I will never deny that many (most) NHS consultants work extremely hard and the responsibility they take can be awesome. But they will each be able to identify what would make them work more effectively and in a more involving manner. They need to be engaged in change not in defending a status quo. We need to be able to tap their ability to innovate. Doing that is going to take a cohort of exceptional managers.

Gerry Robinson was interviewed after his series went out. He said “I think what the NHS needs to learn is that actually you don’t solve problems by throwing money at it, and not every problem actually needs money to solve it. That’s the first lesson. Secondly, to get out of their heads the idea that things have to take three years to do and get into the idea that there is a series of objectives that we need to do now, and that we’ve got months, not years to do it. Those two things, I think, would have the biggest single impact on the way that the Health Service is managed.

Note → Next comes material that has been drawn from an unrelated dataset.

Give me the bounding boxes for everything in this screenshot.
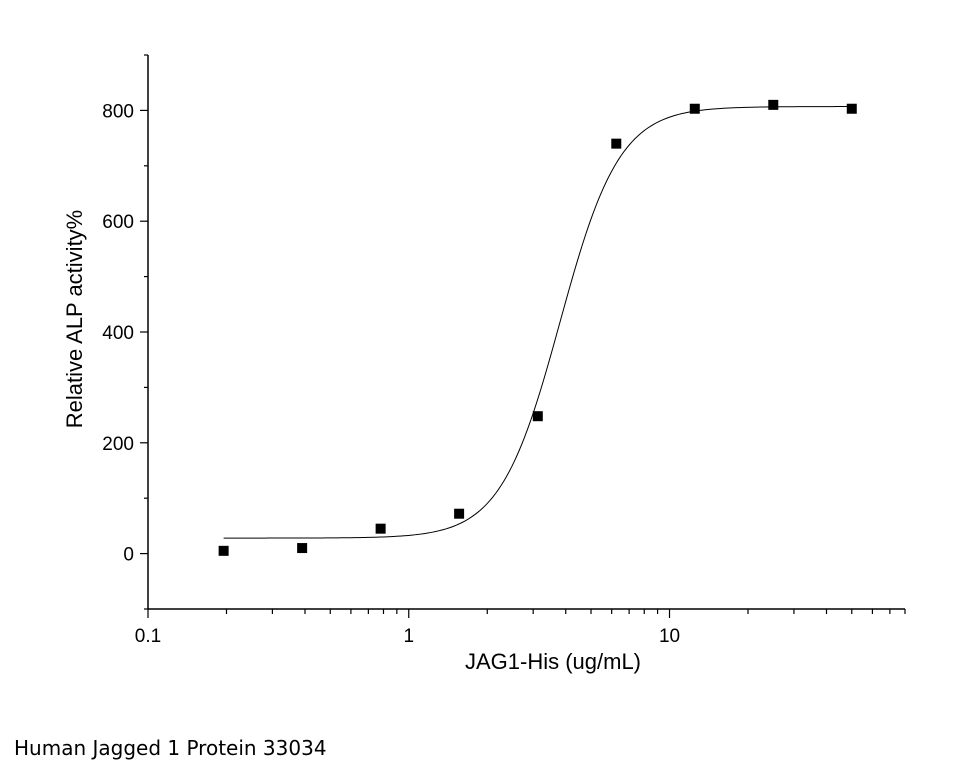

He wasn’t wrong in 2007 and he would not be wrong now. Politicians should take note. The trouble is it does not grab headlines.

How does the NHS do it? It needs to identify and recruit exceptional managers to join the NHS. That is where the private sector comes in – providing talented people who can foster and manage change. It does have some already and NHS England is headed by such a person in Simon Stephens.

Politicians should stop inventing new headlines, identify the real opportunity and foster constructive, well-managed change.